Plus consistant est l’explication structurelle. Le mouvement ouvrier a subi de plein fouet l’offensive libérale de ces vingt dernières années, d’autant plus quand elle a été accompagnée, sinon conduite, par ses prétendus représentants. Surtout la réorganisation du travail, l’individualisation des tâches (Le " nouvel esprit du capitalisme "), un chômage de masse et la précarisation de l’emploi ont été autant de facteurs de désorganisation et d’affaiblissement du mouvement ouvrier.

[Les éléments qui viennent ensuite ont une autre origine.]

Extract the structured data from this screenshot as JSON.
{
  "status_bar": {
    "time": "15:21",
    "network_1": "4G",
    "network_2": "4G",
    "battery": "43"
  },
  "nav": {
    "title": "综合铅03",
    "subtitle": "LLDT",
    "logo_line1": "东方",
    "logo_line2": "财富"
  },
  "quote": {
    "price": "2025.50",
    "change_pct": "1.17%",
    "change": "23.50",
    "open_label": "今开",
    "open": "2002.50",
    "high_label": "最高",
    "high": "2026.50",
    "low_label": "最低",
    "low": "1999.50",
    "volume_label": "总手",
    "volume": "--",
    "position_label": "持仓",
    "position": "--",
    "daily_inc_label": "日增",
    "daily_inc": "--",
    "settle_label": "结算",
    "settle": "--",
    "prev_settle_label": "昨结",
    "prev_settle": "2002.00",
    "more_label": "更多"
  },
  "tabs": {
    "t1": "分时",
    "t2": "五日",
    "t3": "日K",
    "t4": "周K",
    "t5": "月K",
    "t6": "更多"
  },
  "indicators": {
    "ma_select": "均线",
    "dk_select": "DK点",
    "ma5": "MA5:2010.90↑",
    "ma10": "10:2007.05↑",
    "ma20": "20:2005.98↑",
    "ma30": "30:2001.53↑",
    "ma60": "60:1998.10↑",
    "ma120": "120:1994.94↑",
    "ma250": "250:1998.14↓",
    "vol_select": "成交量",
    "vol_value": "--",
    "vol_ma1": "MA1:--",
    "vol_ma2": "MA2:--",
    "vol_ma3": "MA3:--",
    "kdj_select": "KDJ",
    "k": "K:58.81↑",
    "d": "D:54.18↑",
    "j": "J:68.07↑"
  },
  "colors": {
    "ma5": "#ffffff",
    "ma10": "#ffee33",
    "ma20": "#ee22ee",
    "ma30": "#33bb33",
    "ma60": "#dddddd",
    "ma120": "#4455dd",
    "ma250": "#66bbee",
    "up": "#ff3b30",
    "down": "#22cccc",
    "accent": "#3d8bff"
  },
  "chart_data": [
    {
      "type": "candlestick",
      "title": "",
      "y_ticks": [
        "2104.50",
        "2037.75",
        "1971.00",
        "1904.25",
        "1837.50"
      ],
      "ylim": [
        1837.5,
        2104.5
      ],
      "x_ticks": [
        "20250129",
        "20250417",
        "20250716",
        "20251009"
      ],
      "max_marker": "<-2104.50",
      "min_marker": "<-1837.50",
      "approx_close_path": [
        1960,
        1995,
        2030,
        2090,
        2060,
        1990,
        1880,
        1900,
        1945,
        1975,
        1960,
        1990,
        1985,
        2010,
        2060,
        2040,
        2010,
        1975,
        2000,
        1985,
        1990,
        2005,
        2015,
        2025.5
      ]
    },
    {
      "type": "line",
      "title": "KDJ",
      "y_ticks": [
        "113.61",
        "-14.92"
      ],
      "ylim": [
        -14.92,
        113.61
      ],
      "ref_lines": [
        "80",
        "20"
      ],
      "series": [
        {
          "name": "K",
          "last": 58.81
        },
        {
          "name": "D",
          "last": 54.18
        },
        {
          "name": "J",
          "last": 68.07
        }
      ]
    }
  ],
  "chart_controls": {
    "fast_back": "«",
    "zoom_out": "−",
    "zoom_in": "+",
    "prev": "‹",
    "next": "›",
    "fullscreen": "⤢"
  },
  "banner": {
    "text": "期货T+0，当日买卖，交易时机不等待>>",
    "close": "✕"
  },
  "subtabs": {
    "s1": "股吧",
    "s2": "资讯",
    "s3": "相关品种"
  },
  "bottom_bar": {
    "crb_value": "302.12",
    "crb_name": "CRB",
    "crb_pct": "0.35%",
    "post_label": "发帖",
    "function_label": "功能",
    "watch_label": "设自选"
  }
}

Malgré quelques rémissions comme en 1995 ou en 2005, difficile de reconstruire dans ces temps de défaite.

Alors autant le reconnaître, c’est le schéma que toute l’extrême gauche " trotskiste " avait en tête, pratiquement depuis son origine, qui est aujourd’hui forclos. En résumé, un jour ou l’autre sous le double impact de la radicalisation (celle des " masses ") et des trahisons (celles des appareils des partis réformistes et stalinien), des " pans entiers " des vieux partis devaient rallier la petite avant-garde qui attendait l’arme au pied. Pure illusion ? Erreur de pronostic ? Toujours est-il que ça ne s’est pas produit et que rien n’indique que cela puisse arriver un jour.

C’est cette leçon que Lutte ouvrière ne veut pas admettre alors qu’elle sait parfaitement dans quel état est le mouvement ouvrier. N’a-t-elle pas en 2007 (au moment des municipales) noirci le tableau en justifiant ainsi son alliance au premier tour avec le PC et le PS : il ne faut pas désespérer la classe ouvrière ! Parce que s’allier avec les fossoyeurs du mouvement ouvrier se serait lui redonner du courage !

Alors, parce que Lutte ouvrière n’a pas de solution viable en vue, hormis ses petits calculs électoraux, elle se referme, comme une huître, sur ce qui n’a jamais marché, en attendant des jours meilleurs.